Ce mois de mai est pour nous, rituellement, à la fois un moment de recueillement et des lieux de mémoire. En effet, traditionnellement depuis l’indépendance de l’Algérie et surtout depuis une vingtaine d’années, les massacres de masse du 8 mai 1945 sont rappelés et des cérémonies toujours les mêmes avec les mêmes personnes- les jeunes ne sont pas concernés-, le même rituel et la même unique télévision indigente qui nous ressasse ad nauseam le même remake sans imagination, ce qui peut être pensé comme une corvée vite oubliée le 9 mai.
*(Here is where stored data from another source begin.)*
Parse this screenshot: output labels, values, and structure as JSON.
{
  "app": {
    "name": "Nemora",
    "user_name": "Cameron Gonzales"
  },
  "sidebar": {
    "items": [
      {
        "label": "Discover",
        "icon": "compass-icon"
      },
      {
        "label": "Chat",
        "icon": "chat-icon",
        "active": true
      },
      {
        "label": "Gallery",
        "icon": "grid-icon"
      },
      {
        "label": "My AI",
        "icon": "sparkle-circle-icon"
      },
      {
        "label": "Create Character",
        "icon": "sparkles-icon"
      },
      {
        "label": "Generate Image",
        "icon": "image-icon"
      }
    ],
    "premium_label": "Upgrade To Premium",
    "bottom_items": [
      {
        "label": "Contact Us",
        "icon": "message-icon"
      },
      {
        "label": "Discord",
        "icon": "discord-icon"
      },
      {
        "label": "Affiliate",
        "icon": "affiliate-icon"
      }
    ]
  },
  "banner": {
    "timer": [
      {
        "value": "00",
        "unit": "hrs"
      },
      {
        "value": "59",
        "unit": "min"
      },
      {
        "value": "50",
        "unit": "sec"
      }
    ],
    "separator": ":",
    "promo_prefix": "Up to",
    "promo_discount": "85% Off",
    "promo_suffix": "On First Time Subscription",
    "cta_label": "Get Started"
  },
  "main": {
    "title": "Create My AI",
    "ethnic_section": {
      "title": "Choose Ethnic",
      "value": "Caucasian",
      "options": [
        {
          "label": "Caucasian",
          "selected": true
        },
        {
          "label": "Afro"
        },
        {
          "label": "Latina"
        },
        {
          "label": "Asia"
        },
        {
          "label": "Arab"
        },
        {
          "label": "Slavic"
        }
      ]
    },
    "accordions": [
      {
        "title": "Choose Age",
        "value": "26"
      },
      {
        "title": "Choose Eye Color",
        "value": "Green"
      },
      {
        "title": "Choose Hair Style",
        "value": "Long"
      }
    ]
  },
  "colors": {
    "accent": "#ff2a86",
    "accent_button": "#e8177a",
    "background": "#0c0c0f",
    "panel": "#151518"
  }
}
Je propose cette année de parler de mai d’il y a 166 ans de cela, en 1845. Par un curieux destin, les Algériens connurent comme un siècle plus tard, un massacre qui est le summum de l’horreur car l’agonie fut atroce. Imaginons un millier de personnes hommes, femmes, enfants, vieillards avec leurs troupeaux gazés par les fumées et le feu de bois qui bouche la sortie les condamnant à une mort atroce. Pour l’histoire et comme l’écrit Hanafi Si Larbi à propos des débuts de l’invasion coloniale : « A partir de 1832, une nouvelle ère de la colonisation commence. C’est la guerre d’extermination par enfumades et emmurements, l’épopée des razzias par la destruction de l’économie vitale, la punition collective et la torture systématique. En avril 1832, la tribu des Ouffia près d’El Harrach fut massacrée jusqu’à son extermination suite à un vol dont a été victime une ambassade, sans preuve ni enquête. Le butin de cette démonstration de la cruauté coloniale que le duc de Rovigo a laissé commettre, fut vendu au marché de Bab Azzoun où l’on voyait « des bracelets encore attachés au poignet coupé et des boucles d’oreilles sanglantes », comme en témoigne Hamdane Ben Athmane Khodja dans « L’Aperçu historique et statistique de la Régence d’Alger en 1833 ». (1)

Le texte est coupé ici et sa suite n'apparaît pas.